Monday, April 23, 2007


Max Beckmann’s Orange

I see that there’s a retrospective exhibition in Holland of the works of Max Beckmann. It would be a thrill to stand before his paintings again. When I last saw his work in L.A. a few years ago, I had an epiphany about the color orange as I stood before his glowing paintings. Orange (never my favorite color) had instantaneously became luscious, inviting, and yet sinister where it had been laid down by Beckmann’s brush. It impelled me to step toward it. It made me gasp in pleasure. It made me believe I had never really SEEN orange before. In that gallery, on that day, among those paintings, the oranges of Beckmann changed my reaction to that color forever, whether it’s in the produce department of Stater Brothers, the cushion aisle at Target, or in a candle display at Pier One. I judge all things colored orange to the Max Beckmann orange standard. None of them have ever enthralled me the same way.

The show at the Van Gogh Museum in Amsterdam includes Beckmann’s Carnival triptych. This work is quintessentially Beckmann. The first thing I see is that orange. It permeates the work. Starting from the left it’s in the woman’s hair, the drapery in the mirror, smudged on her leg and the floor. In the central panel it’s centered on the round object, and peeks out in the background. It crescendos in the final panel, blazing out in the harlequin’s outfit, blowing away the thin wash in the background. Like a mesmerist, it pulls your eyes throughout the work, then blasts you with its intensity in the finale.

Beckmann’s Carnival is a summation of his mature style, one that developed in the ten productive years he spent in Holland after being branded decadent and depraved in Hitler’s Germany.
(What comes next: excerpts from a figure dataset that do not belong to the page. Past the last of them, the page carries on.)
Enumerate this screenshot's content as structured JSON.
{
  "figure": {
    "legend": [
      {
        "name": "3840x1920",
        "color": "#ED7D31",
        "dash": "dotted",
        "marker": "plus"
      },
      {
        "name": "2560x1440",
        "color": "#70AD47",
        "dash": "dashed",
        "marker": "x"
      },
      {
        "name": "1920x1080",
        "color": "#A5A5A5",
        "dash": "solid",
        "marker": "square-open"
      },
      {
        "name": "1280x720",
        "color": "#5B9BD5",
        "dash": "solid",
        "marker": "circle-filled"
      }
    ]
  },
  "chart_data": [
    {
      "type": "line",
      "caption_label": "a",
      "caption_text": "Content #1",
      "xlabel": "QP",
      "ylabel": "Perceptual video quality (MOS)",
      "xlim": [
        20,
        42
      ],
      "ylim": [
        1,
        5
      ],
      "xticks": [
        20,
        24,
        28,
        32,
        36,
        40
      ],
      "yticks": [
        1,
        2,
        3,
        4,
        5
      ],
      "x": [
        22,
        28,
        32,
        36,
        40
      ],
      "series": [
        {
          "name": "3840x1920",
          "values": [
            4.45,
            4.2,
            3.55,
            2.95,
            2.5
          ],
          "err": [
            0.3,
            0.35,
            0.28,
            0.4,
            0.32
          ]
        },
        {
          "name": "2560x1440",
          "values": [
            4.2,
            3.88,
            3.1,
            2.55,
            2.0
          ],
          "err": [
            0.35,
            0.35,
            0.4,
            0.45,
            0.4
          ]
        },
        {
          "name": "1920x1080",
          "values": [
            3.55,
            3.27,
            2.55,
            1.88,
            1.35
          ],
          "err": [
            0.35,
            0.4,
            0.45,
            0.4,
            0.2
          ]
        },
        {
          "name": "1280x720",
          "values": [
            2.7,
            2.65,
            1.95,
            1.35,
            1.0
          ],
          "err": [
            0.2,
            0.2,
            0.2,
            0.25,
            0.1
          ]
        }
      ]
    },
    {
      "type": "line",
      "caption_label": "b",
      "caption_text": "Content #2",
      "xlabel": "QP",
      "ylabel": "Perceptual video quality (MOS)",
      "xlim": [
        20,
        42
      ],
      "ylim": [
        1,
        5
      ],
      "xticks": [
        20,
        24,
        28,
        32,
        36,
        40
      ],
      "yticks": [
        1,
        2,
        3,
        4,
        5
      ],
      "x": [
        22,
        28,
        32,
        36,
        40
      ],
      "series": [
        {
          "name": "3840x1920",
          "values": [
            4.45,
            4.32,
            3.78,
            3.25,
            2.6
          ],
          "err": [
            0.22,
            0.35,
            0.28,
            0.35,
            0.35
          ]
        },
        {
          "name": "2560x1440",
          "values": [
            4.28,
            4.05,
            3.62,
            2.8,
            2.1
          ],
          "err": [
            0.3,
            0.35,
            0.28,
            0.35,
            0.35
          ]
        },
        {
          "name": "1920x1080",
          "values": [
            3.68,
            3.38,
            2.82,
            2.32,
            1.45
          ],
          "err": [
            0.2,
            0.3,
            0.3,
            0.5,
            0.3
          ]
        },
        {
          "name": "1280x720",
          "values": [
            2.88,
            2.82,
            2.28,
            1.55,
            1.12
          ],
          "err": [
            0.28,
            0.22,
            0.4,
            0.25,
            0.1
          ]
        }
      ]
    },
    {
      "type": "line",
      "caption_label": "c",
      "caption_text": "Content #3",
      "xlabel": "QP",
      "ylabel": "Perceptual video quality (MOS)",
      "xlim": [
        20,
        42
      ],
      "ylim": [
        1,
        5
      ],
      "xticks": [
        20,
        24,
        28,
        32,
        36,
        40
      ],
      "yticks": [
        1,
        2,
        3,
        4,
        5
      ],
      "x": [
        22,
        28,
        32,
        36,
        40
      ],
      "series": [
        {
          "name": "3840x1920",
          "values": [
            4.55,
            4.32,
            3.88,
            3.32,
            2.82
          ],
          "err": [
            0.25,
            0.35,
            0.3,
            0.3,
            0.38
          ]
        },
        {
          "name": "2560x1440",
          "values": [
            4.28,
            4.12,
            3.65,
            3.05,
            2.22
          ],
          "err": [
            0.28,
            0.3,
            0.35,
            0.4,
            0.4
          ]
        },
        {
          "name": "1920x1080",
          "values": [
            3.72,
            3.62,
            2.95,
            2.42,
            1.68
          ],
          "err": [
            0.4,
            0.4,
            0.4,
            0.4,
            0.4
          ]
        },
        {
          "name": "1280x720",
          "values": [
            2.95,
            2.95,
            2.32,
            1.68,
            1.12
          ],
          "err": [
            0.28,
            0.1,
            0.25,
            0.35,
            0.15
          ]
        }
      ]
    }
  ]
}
Beckmann had already been creating works that expressed the revulsion and fear he experienced during WWI. Bitter and depressed like his native country, he began to create works that expressed the horrors that haunted him. In Carnival, the human figures dominate each panel, sometimes being so immense they’re cut off by the frames. Perhaps the bleak vacancies of no-man’s land he saw btween the WWI trenches compelled him to crowd the spaces of his panels with full-bodied but distorted, enigmatic figures.

As an art historian, I find it a visual treat to look for metaphoric clues artists leave embedded in their work. Beckmann’s paintings are loaded with symbolism and personal obsessions. Borrowing from the Northern Renaissance masters, he used the three-panel triptych form. Fish, horns, drums, and stringed instruments, like those used by Bosch, frequently appear with his distorted figures, along with swords, masks, candles, cigarettes, and uniforms. All is done in his signature style of harsh outlines, compressed space, and complex compositions, making the scenes grim and haunting.

Beckmann’s orange isn’t the warm, cozy color of autumn leaves, or the vibrant, happy orange of summer. The closest it comes to Feng Shui’s “social” color is that it, like Beckmann’s whole body of work, promotes conversation. His paintings still communicate to us the ideas he struggled with. How can you find any meaning in human existence? How can you survive the contradictions of the modern world? For me, I escape by going into the orange.